A blog that we follow, Tzvee's Talmudic Blog, called our attention to an article in Kipa, an Israeli Orthodox Hebrew web site that reports on Rabbi Eliyahu's declaration last week:
The Rav of Safed, Rabbi Shmuel Eliyahu, rules against listening to songs or music that are about romance. In a responsum to be published this weekend in 'Small World', Rabbi Eliyahu claims that these kinds of popular songs do not deal with love, but with passions and obscenities.

In a personal attack on the singers and poets of today, Rabbi Eliyahu claims that "Those who read the biography of these singers are seeing that most of them have never experienced true love, but mostly lust. They can not sustain a relationship with a woman for more than three days, weeks or months. They never heard of mutual trust. "

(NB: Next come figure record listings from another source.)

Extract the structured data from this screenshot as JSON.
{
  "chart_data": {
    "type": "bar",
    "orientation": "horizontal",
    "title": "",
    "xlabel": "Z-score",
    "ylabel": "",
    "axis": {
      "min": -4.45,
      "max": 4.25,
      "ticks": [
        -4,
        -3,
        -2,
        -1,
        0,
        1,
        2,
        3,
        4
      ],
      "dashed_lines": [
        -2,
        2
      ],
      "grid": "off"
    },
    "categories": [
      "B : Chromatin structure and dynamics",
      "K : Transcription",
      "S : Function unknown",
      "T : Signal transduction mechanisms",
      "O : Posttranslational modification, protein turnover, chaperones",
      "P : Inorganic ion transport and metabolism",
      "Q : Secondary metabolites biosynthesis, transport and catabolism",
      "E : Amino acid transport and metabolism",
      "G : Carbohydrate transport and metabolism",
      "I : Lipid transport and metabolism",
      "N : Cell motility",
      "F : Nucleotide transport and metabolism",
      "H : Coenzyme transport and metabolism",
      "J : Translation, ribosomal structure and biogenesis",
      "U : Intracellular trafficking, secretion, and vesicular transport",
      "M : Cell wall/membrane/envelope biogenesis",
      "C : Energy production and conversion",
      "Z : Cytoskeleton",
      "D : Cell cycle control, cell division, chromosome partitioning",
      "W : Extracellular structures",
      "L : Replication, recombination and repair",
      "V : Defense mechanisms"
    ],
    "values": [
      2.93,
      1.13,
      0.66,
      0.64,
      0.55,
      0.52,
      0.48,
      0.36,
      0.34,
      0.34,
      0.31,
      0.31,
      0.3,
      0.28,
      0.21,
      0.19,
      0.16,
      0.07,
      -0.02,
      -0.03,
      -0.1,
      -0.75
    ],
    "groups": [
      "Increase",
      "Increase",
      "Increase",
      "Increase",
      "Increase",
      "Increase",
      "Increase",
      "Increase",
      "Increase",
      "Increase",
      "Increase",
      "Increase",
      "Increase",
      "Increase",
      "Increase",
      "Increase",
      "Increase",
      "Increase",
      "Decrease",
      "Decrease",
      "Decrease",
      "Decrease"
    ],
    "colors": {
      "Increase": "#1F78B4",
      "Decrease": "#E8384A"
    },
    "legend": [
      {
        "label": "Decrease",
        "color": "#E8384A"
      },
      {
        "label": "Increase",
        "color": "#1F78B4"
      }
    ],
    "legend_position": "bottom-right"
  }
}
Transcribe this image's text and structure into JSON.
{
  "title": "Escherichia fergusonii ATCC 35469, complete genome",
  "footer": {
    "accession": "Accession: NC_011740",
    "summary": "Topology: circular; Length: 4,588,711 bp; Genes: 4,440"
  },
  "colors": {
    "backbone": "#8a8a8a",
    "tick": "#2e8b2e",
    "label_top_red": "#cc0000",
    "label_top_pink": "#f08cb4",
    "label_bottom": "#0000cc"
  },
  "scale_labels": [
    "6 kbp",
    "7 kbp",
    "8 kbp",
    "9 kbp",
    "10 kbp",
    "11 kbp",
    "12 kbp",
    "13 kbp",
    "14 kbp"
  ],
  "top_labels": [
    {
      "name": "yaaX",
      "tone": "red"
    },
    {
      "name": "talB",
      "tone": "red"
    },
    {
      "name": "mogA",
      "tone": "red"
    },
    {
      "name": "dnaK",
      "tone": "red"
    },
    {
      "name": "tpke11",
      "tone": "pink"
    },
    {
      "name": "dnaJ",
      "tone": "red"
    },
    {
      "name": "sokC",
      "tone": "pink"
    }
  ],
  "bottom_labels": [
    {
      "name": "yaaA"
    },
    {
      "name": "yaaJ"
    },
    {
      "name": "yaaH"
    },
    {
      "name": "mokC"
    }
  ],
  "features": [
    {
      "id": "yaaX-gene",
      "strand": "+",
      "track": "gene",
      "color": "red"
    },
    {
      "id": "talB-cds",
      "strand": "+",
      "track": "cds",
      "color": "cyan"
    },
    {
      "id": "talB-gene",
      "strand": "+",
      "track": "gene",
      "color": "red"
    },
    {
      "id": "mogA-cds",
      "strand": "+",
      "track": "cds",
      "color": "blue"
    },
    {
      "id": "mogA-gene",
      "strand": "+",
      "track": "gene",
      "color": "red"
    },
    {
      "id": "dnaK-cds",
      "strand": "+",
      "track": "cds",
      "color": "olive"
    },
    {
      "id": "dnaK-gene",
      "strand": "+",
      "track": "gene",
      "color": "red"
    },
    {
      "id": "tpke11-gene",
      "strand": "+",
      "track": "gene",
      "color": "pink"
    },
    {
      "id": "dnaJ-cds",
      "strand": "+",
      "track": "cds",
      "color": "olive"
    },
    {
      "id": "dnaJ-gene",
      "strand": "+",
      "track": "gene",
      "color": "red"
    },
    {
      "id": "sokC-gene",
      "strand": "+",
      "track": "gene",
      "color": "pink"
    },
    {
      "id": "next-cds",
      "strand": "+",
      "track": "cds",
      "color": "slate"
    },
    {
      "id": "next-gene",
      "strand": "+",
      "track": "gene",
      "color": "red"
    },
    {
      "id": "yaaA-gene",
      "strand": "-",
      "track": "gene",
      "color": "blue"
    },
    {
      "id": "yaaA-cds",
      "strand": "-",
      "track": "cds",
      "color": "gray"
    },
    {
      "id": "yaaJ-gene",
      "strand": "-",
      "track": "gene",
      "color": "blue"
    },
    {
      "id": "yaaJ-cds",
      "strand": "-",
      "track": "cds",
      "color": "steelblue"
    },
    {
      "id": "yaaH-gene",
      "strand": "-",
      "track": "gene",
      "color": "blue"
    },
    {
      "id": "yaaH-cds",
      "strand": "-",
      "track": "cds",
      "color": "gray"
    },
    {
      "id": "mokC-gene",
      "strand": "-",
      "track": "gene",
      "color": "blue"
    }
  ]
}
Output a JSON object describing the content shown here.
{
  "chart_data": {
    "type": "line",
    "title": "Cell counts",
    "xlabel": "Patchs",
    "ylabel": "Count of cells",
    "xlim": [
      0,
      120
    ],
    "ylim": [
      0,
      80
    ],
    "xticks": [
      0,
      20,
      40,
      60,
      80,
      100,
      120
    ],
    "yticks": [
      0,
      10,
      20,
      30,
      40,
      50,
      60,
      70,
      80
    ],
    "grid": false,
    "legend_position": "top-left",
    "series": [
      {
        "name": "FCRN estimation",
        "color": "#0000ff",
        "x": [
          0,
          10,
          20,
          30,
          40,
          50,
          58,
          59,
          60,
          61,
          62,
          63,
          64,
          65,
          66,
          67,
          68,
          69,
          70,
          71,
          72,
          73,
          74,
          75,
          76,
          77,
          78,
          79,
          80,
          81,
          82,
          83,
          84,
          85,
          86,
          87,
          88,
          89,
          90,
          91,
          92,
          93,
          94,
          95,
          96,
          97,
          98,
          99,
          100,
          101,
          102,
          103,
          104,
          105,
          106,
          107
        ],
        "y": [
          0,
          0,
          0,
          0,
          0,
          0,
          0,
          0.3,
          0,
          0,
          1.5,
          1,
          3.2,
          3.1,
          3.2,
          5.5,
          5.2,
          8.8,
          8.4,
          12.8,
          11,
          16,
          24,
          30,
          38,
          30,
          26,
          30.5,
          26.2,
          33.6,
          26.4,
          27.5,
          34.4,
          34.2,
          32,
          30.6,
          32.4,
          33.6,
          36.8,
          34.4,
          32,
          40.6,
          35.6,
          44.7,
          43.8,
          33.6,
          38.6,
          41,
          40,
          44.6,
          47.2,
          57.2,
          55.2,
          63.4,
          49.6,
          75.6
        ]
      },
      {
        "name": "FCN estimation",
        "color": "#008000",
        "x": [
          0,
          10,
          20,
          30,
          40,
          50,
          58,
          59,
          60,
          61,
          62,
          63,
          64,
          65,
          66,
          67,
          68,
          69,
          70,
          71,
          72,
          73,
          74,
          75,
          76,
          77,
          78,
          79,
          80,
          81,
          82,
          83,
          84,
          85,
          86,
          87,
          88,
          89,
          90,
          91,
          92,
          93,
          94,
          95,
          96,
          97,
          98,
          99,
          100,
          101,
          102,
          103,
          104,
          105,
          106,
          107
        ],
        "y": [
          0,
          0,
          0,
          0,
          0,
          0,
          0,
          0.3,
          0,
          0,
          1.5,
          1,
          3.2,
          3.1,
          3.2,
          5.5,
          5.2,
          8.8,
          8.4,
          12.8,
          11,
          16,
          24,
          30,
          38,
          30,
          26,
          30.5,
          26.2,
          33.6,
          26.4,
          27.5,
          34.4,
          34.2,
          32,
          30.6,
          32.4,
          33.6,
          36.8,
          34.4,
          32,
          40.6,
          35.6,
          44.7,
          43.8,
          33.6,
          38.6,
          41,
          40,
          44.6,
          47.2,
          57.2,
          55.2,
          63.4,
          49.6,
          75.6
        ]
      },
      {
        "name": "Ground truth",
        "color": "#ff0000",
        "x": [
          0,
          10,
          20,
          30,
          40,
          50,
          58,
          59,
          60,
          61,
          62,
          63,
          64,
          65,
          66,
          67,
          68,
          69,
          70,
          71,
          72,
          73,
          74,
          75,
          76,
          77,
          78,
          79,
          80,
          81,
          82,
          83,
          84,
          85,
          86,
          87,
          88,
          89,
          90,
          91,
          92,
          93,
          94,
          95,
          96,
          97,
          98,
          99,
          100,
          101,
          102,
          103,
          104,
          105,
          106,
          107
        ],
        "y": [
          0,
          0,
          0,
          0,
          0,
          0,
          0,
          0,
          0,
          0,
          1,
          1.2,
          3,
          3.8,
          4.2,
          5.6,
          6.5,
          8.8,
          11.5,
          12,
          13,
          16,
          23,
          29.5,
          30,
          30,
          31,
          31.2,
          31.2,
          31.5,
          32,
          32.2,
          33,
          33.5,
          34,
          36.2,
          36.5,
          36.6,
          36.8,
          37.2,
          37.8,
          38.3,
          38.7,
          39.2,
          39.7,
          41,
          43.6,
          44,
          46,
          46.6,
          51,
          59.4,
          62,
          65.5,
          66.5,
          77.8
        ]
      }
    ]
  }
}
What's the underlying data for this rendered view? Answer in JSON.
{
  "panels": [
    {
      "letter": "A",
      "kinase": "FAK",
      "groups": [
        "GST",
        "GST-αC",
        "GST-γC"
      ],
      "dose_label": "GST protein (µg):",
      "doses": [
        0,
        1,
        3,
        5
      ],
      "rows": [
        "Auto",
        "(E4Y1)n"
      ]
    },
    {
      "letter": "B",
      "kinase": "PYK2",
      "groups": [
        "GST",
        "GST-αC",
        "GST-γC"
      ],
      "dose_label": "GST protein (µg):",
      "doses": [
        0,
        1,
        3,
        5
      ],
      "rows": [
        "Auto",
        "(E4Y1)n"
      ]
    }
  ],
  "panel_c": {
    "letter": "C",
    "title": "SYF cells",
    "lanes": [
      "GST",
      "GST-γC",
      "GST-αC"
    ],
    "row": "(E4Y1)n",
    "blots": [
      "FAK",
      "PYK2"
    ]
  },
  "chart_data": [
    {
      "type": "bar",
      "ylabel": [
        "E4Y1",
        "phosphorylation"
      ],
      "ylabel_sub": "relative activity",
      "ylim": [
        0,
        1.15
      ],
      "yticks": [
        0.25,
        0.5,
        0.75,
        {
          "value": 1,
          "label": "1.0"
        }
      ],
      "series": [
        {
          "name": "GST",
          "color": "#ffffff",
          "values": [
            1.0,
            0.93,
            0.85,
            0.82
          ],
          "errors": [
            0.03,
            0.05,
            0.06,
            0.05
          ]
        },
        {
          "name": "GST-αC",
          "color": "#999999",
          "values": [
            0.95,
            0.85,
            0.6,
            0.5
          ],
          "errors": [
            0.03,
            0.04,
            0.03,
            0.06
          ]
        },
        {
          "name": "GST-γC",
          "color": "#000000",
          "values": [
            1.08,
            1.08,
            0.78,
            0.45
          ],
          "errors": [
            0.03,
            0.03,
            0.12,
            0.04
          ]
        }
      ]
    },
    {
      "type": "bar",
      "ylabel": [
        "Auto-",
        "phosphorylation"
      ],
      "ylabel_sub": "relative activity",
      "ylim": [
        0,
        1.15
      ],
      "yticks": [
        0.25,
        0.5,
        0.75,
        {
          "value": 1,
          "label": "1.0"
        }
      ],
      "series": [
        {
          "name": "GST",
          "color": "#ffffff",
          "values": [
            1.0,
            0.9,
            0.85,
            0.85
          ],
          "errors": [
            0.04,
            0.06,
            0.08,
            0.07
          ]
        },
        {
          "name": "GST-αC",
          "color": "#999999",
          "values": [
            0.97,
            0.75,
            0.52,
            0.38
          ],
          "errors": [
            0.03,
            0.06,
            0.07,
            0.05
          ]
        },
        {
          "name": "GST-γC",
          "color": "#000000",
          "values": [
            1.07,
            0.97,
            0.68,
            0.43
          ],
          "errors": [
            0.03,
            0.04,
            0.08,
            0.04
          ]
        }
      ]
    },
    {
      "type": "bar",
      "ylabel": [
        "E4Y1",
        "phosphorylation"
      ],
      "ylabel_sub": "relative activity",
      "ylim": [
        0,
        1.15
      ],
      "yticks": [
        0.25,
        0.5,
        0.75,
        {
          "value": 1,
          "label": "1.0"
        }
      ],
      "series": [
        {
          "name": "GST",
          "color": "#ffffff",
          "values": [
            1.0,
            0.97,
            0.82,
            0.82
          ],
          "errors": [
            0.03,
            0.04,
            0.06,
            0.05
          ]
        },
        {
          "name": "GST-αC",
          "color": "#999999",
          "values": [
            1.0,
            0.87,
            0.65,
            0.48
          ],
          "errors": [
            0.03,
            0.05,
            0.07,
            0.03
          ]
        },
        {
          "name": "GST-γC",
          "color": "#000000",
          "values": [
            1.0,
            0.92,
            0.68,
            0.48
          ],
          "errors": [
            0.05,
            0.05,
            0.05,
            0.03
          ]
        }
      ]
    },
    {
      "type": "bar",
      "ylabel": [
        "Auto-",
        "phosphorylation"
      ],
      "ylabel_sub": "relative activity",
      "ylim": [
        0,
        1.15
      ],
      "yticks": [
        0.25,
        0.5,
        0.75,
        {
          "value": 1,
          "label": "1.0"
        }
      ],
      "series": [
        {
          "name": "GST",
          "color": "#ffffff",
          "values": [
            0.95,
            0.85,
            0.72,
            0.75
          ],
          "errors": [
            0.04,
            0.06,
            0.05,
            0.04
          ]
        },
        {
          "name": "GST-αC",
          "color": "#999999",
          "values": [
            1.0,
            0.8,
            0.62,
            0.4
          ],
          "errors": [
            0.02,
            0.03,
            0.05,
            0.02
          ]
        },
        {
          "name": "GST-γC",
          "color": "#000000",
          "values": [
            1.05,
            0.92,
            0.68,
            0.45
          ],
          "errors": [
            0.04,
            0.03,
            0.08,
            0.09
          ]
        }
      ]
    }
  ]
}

Rabbi Eliyahu says that, "You should not be confused. They call it love - because they just do not know any better." In practice, Rabbi Eliyahu explained that those singers "really sing songs of praise to our coarsest senses," and so he rules that "It is forbidden to drift through their songs after these low feelings."
Meanwhile, in Israel, posters for the new movie Jack and Jill, with Adam Sandler playing both a twin brother and his sister in a comedy that the critics were not kind to, were defaced by a someone who blacked out the image of Sandler in drag. While we can't trace the vandalism to a specific rabbinic directive, it's symptomatic of a trend among the haredi population to advocate the removal of all images of women in public places.

We wrote about this trend in 2009 when billboards of models were being defaced in B'nei B'rak. But this time we're not sure whether the person who defaced the movie poster did so because of religious sensibilities or because he couldn't bear to look at a feminine version of Adam Sandler. 

Here's the trailer for the movie. Judge for yourself.

(A SPECIAL NOTE FOR NEW EMAIL SUBSCRIBERS:  THE VIDEO MAY NOT BE VIEWABLE DIRECTLY FROM THE EMAIL THAT YOU GET EACH DAY ON SOME COMPUTERS AND TABLETS.  YOU MUST CLICK ON THE TITLE AT THE TOP OF THE EMAIL TO REACH THE JEWISH HUMOR CENTRAL WEBSITE, FROM WHICH YOU CLICK ON THE PLAY BUTTON IN THE VIDEO IMAGE TO START THE VIDEO.)  

1 comment:

  1. There is nothing obscene or titillating about the song "Unforgettable" as well as many others. Respectfully, the learned Rebbe might concern himself with government/political priorities and
    marketplace morality.

    And, my dear Rav, please have enough faith that our heads won't be turned by Adam Sandler in drag or, really, by a genuinely pretty woman. After all, we are made in the image of G-d, just some are better looking than others.